Bayside Sharks
- Full name: Bayside Sharks Rugby Football Club
- Union: Vancouver Rugby Union
- Founded: 1988
- Location: White Rock, British Columbia
- Ground(s): South Surrey Athletic Park
- League(s): BC Division 1
- 2018-19: Champions
| 1st kit | 2nd kit |

Official website
- www.baysiderfc.com

= Bayside Sharks =

Bayside Rugby Football Club (nicknamed Bayside Sharks) is a Canadian rugby union club that is based in White Rock, British Columbia. Established in 1988, the club regularly competes in the top division of British Columbia rugby and has contributed many players to representative teams at the provincial as well as international level.
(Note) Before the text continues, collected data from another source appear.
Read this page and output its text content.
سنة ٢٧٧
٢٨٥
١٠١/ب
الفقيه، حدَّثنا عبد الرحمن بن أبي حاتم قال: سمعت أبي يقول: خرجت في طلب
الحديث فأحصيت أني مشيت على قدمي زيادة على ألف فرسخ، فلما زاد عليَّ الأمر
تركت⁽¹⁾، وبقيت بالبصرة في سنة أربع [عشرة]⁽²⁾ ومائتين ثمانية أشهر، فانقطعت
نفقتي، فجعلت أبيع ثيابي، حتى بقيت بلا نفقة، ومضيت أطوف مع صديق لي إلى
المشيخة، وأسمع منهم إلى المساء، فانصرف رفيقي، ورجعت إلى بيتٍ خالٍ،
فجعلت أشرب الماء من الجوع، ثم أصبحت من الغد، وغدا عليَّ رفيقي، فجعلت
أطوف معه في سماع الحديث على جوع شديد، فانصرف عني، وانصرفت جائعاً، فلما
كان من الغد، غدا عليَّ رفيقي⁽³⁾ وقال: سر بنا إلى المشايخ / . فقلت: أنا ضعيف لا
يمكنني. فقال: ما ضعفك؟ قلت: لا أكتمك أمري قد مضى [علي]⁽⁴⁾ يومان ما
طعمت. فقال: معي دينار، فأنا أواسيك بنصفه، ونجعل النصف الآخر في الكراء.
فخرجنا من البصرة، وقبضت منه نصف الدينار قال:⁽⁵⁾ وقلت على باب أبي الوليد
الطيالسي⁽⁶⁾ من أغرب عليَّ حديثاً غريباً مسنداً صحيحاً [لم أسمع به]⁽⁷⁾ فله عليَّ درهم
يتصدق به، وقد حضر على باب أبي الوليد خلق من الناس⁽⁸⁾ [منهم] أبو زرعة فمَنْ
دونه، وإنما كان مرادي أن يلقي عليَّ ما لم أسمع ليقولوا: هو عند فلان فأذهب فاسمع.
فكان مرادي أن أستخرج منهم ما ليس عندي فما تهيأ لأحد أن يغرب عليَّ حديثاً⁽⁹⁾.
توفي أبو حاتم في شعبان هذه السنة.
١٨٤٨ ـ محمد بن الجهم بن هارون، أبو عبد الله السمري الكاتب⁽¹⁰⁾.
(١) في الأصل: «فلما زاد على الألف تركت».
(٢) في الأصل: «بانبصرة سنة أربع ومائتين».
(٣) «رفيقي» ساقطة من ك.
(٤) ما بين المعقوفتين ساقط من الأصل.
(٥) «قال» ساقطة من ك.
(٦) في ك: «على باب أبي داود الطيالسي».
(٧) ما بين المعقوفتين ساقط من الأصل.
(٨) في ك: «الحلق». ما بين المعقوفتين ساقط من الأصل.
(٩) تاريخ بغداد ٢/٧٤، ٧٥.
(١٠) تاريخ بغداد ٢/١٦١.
The club played in the British Columbia Premiership for the 2012-13 season.

==History==

The Bayside Sharks Rugby Football Club was born through the merging of the Tsawwassen and Semiahmoo Old Boys (SOB'S) rugby clubs in 1988. Since that time the club has found themselves in the British Columbia Premiership final twice, unfortunately coming out empty handed both times. The Sharks won promotion to the premier division of British Columbia rugby for the 2012-13 season despite a 36-24 loss against Vancouver Rowing Club in the 2011-12 BC League One final. The Club's President is currently Geoff Cutler. The club fields 3 Senior Men's teams, Women's Division 1, U-19 Boys & Girls, U-16 Boys & Girls and U-14 Boys & Girls teams.

==Facilities==

The club play their home games at South Surrey Athletic Park.